I have always been a wanderer, making this city the perfect setting for my curiosity and desire to learn. There was never something that I just went and gazed at just for the sake of saying I'd been there and seen whatever it was. I took away something from absolutely every statue I saw, every painting I tried to interpret, every pub I went to and every person I met. Each was unique and inspiring and altered my perception of the world and my placement in it. I am baffled as to how I will be able to go on without each of these at my fingertips for the rest of my life, but I really don't have to. I am leaving London with the knowledge that I really can go out and find things to do on a Monday afternoon when I have nothing else going on. There will always be some poet that needs to be pondered or some road that needs to be walked down. If you seek out knowledge and passion, you will find it.  If you want to teach and invoke that passion, you can achieve it. I can't say I expected London to enrich my life in the way it did, but I also can't say I'm not content with that enrichment. 
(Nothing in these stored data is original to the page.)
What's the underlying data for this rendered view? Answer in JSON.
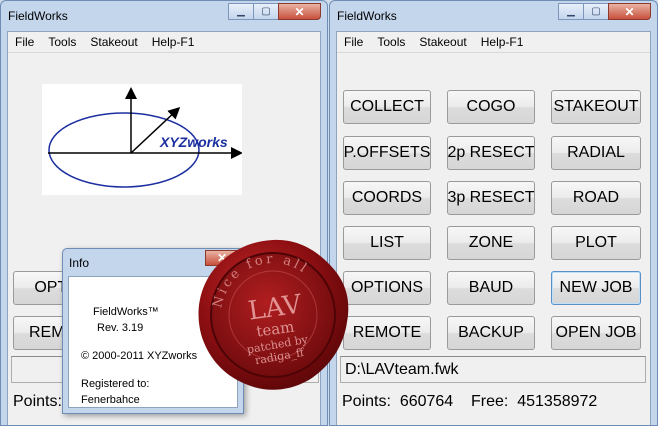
{
  "left_window": {
    "title": "FieldWorks",
    "menu": [
      "File",
      "Tools",
      "Stakeout",
      "Help-F1"
    ],
    "logo_text": "XYZworks",
    "buttons": {
      "options_partial": "OPTI",
      "remote_partial": "REMO"
    },
    "status": {
      "points_label": "Points:"
    }
  },
  "right_window": {
    "title": "FieldWorks",
    "menu": [
      "File",
      "Tools",
      "Stakeout",
      "Help-F1"
    ],
    "buttons": [
      [
        "COLLECT",
        "COGO",
        "STAKEOUT"
      ],
      [
        "P.OFFSETS",
        "2p RESECT",
        "RADIAL"
      ],
      [
        "COORDS",
        "3p RESECT",
        "ROAD"
      ],
      [
        "LIST",
        "ZONE",
        "PLOT"
      ],
      [
        "OPTIONS",
        "BAUD",
        "NEW JOB"
      ],
      [
        "REMOTE",
        "BACKUP",
        "OPEN JOB"
      ]
    ],
    "job_file": "D:\\LAVteam.fwk",
    "status": {
      "points_label": "Points:",
      "points_value": "660764",
      "free_label": "Free:",
      "free_value": "451358972"
    }
  },
  "info_dialog": {
    "title": "Info",
    "product": "FieldWorks™",
    "rev": "Rev. 3.19",
    "copyright": "© 2000-2011 XYZworks",
    "registered_label": "Registered to:",
    "registered_to": "Fenerbahce"
  },
  "seal": {
    "ring_text": "Nice for all",
    "center_text": "LAV",
    "sub_text": "team",
    "patched_line1": "patched by",
    "patched_line2": "radiga_ff"
  },
  "colors": {
    "logo_ellipse": "#1c2fa0",
    "logo_text": "#1c2fa0",
    "seal_red": "#8e0f12",
    "close_button": "#c8503b"
  }
}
The quintessentially-British phone booth at Queen's Gate of Kensington Gardens
The only way I can express my adoration and appreciation for London is entirely through cliches: It changed my life. It made me who I am today. It was the experience of a lifetime. It is irreplaceable. I may never know what my outlook on life might be had I not chosen London out of the many Fall 2012 Study Abroad options. Would I be impacted positively if I had decided on Florence, or Barcelona or Munich? Of course, but it would not be in the same way. I can never say I had any regrets about my time here because if I hadn't had those imminent struggles along the way, it would have been too perfect and I would've assumed something strange was going on. I'm almost all packed up, ready to print my tickets and get on the plane to see the friends and family I've missed so much. Of course the sense of bittersweetness we often apply to these situations holds true, but I'd say it's mostly sweet. Not that I won't miss London, but I'm so happy with all I've done here and I'm content knowing I wouldn't have it any other way. 
So much shopping

Even more shopping...
London really has a way with making its visitors (and natives) fall in love with it, and I am certainly one of them .I have no idea how much more there is for me to see, and I’m sure I could spend my life here never having seen half of the historical, cultural, social and simply entertaining aspects of the city. I have made the best of my life in London, and I say goodbye knowing that I had an experience that was mine to hold onto. London will have a special place in my heart, and I only hope I am lucky enough to return someday. Cheers, London, you are everything to me and I'll miss you every day that I'm away!